Ася по-детски ласково прижалась к ней.
— У вас тоже на войне погиб кто-нибудь? Муж, брат, жених?
— Нет. Когда все кончилось, мне было только девятнадцать лет. И с тех пор никто никогда мне не нравился. Я не была замужем.
— Когда все кончилось? — переспросила Ася с недоумением в голосе.
— Ну, да. Когда они победили. С тех пор я уже не могла думать о счастье. Какое тут счастье, когда Россия в такой беде..
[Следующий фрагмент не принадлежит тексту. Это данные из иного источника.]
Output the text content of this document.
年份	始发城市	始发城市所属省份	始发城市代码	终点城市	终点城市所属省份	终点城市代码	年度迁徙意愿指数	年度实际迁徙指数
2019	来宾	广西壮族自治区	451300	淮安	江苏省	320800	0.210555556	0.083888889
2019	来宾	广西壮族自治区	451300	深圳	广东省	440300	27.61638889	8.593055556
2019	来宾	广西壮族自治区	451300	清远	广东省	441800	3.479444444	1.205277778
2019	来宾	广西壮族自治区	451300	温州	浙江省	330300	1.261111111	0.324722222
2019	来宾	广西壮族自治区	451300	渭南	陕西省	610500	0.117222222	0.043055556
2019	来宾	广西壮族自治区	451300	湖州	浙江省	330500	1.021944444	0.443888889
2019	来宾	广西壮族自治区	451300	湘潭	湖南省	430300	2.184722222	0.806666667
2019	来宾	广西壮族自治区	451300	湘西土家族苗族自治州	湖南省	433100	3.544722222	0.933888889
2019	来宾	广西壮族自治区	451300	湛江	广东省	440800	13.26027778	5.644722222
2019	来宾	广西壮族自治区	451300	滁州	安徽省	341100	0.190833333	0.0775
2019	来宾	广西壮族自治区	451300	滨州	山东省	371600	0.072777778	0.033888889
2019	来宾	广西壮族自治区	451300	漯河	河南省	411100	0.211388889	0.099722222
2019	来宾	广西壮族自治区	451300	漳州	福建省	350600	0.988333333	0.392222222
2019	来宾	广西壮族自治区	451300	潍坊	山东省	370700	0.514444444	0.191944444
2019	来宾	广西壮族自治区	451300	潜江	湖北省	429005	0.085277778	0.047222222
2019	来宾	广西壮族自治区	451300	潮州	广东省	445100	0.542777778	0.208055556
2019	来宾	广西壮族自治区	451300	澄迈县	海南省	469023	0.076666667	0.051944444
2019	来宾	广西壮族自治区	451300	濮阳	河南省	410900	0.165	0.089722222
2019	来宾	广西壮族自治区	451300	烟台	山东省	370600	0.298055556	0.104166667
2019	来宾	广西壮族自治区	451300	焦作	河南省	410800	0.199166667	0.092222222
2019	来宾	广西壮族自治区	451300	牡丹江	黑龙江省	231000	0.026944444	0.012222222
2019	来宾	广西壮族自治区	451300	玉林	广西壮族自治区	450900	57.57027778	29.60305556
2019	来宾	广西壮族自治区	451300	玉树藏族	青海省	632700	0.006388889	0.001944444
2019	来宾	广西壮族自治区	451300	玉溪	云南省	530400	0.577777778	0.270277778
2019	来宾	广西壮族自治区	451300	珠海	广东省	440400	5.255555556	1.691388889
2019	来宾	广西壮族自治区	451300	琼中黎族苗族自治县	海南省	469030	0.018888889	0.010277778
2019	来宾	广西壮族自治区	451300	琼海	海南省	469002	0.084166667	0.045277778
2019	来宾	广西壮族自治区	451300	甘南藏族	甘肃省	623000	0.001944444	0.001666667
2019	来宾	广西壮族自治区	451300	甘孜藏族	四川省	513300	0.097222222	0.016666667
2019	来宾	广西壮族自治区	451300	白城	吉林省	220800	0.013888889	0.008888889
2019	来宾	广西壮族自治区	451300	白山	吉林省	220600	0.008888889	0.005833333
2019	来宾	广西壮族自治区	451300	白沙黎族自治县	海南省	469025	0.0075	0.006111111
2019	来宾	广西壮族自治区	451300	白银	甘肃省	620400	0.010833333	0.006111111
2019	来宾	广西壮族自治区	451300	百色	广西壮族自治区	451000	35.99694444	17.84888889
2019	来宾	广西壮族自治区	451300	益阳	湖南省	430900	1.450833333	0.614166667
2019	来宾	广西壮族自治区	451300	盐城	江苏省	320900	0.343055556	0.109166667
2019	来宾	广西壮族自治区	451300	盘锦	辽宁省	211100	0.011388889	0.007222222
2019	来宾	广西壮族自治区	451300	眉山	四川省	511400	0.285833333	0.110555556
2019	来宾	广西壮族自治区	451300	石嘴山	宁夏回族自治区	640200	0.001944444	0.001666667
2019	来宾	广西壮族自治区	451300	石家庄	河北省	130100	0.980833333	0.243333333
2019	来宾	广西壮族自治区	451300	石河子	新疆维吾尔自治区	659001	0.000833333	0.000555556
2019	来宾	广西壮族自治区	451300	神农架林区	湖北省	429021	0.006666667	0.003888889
Большие невинные глаза Аси с недоумением взглянули на Елочку из-под длинных ресниц:
— Вы совсем особенная! Не думать о себе, потому что несчастна Родина! А я вот только о себе и думаю. Но мое счастье пока еще под покрывалом феи.
— Ну, вы — другое дело! Вы тогда еще были девочками и не могли пережить так, как я, трагическую муку тех дней. Вы почти не помните людей, которые тогда погибали. Россия взывала к своим героям: они шли, падали, вставали и снова шли. Вот и ваш отец был, очевидно, из числа таких же. Я работала в госпитале в те дни и видела, как эти люди умирали, — в бреду они говорили о России. А те, которые поправлялись, едва встав на ноги, снова бросались в бой. И этот героизм остался непрославленным — наградой были только расстрелы, лагеря… А теперь уже нет таких людей! В советской стране никто не любит Родину, нет рыцарского уважения к женщине, нет тонкости мысли, нет романтизма, ничего нет от Духа! Это — хищники, троглодиты, которые справляют хамское торжество — тризну на костях и на крови. Среди них мне никого и ничего не надо. Знаете, у Некрасова: «Нет, в этот вырубленный лес меня не заманят, где были дубы до небес, а нынче пни торчат!» — Говоря это, Елочка печально смотрела в холодную пустоту камина.